More Genetic Risk Factors For Alzheimer's Disease Found

The findings are reported in the online edition of the journal Nature Genetics.

The group, led by investigators from the School of Medicine at Cardiff in the United Kingdom and including scientists from Washington University School of Medicine in St. Louis, completed the largest genome-wide association study ever involving patients with Alzheimer's disease. The study pooled DNA samples from more than 19,000 older European and U.S. residents. Seven thousand had Alzheimer's disease, and the others had no clinical symptoms of the disorder.

Prior to this study, only four genes had been definitively associated with Alzheimer's disease. Three genetic mutations have been identified as causes of rare, inherited forms of early-onset Alzheimer's. The fourth gene, APOE4, is the only one previously linked to the more common late-onset form of the disease.

By looking at more than 600,000 common DNA markers, researchers on the current study were able to identify two new genes that appeared to be involved in elevated risk for Alzheimer's and confirmed the importance of APOE4.

"There's good evidence that these new genes may be novel risk factors, the first discovered since APOE in 1993," says Washington University researcher and co-author Alison M. Goate, D.Phil. "So it's a very important observation because this study is the first to provide such significant evidence of novel genetic risk factors for the most common form of Alzheimer's disease."

Goate, who in 1991 led a team in England that identified the first early-onset Alzheimer's mutation in the APP gene on chromosome 21, is now the Samuel and Mae S. Ludwig Professor of Genetics in Psychiatry and professor of neurology at Washington University. She says the new genes identified in this study are APOJ, also called clustrin on chromosome 8, and PICALM on chromosome 11.

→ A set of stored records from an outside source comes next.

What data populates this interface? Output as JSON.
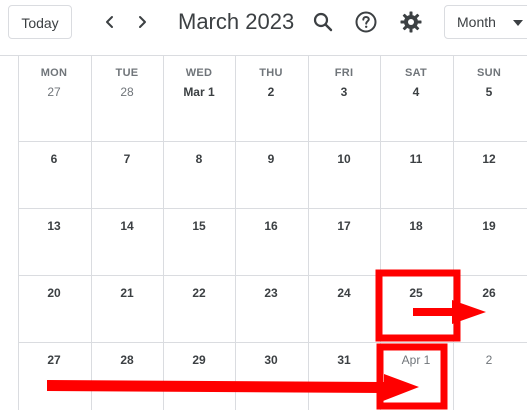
{
  "toolbar": {
    "today_label": "Today",
    "title": "March 2023",
    "view_label": "Month"
  },
  "calendar": {
    "weekdays": [
      "MON",
      "TUE",
      "WED",
      "THU",
      "FRI",
      "SAT",
      "SUN"
    ],
    "weeks": [
      [
        {
          "label": "27",
          "in_month": false
        },
        {
          "label": "28",
          "in_month": false
        },
        {
          "label": "Mar 1",
          "in_month": true
        },
        {
          "label": "2",
          "in_month": true
        },
        {
          "label": "3",
          "in_month": true
        },
        {
          "label": "4",
          "in_month": true
        },
        {
          "label": "5",
          "in_month": true
        }
      ],
      [
        {
          "label": "6",
          "in_month": true
        },
        {
          "label": "7",
          "in_month": true
        },
        {
          "label": "8",
          "in_month": true
        },
        {
          "label": "9",
          "in_month": true
        },
        {
          "label": "10",
          "in_month": true
        },
        {
          "label": "11",
          "in_month": true
        },
        {
          "label": "12",
          "in_month": true
        }
      ],
      [
        {
          "label": "13",
          "in_month": true
        },
        {
          "label": "14",
          "in_month": true
        },
        {
          "label": "15",
          "in_month": true
        },
        {
          "label": "16",
          "in_month": true
        },
        {
          "label": "17",
          "in_month": true
        },
        {
          "label": "18",
          "in_month": true
        },
        {
          "label": "19",
          "in_month": true
        }
      ],
      [
        {
          "label": "20",
          "in_month": true
        },
        {
          "label": "21",
          "in_month": true
        },
        {
          "label": "22",
          "in_month": true
        },
        {
          "label": "23",
          "in_month": true
        },
        {
          "label": "24",
          "in_month": true
        },
        {
          "label": "25",
          "in_month": true
        },
        {
          "label": "26",
          "in_month": true
        }
      ],
      [
        {
          "label": "27",
          "in_month": true
        },
        {
          "label": "28",
          "in_month": true
        },
        {
          "label": "29",
          "in_month": true
        },
        {
          "label": "30",
          "in_month": true
        },
        {
          "label": "31",
          "in_month": true
        },
        {
          "label": "Apr 1",
          "in_month": false
        },
        {
          "label": "2",
          "in_month": false
        }
      ]
    ]
  },
  "icons": {
    "prev": "chevron-left-icon",
    "next": "chevron-right-icon",
    "search": "search-icon",
    "help": "help-icon",
    "settings": "gear-icon",
    "dropdown": "caret-down-icon"
  },
  "colors": {
    "text": "#3c4043",
    "muted_text": "#70757a",
    "border": "#dadce0",
    "annotation": "#ff0000"
  }
}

"The power of the new Genome Wide Association Study methods is that with large datasets we can now identify genes that earlier techniques were unable to confirm," says co-author John C. Morris, M.D., of Washington University. "These new genes associated with Alzheimer's disease provide new clues about how the illness develops."

Morris, the Harvey A. and Dorismae Hacker Friedman Distinguished Professor of Neurology, is the director of Washington University's Alzheimer's Disease Research Center (ADRC). He says previous ADRC research suggests that in mice, the clustrin gene may be involved in the formation of amyloid deposits in the brain. Amyloid makes up the senile plaques that dot the brains of people with Alzheimer's.

"These genes are both significant, but their effect appears to be much smaller than that of the APOE gene," Goate says. "Using statistical methods, we've been able to estimate the amount of risk attributable to APOE at about 19 or 20 percent. The newly identified genes each come in under 10 percent, so it appears they have a much smaller effect."

But not an insignificant one, Goate says, noting that although it isn't yet clear how these new genes influence Alzheimer's disease risk, levels of clustrin tend to rise when brain tissue is injured or becomes inflamed, and some researchers have noted increased clustrin levels in the brain and cerebrospinal fluid of Alzheimer's patients.

The other gene, PICALM, appears to be involved in the breakdown of synapses, structures that allow neurons in the brain to communicate. Some scientists also hypothesize that the gene may be involved in the development of amyloid deposits, but Goate says much more work is required to identify exactly how PICALM elevates Alzheimer's risk.

She expects many more genes also are involved in Alzheimer's risk. In fact, this study identified 13 more gene variants worthy of further investigation.

The consortium of more than 80 scientists was led by Denise Harold, Ph.D., and Julie Williams, Ph.D., and their colleagues at Cardiff University. They used brain and blood tissues made available and analyzed by dozens of laboratories in the United Kingdom, Ireland, German, Belgium, Greece and the United States.

This study was supported by several public and private funding agencies, including the Wellcome Trust and the National Institutes of Health.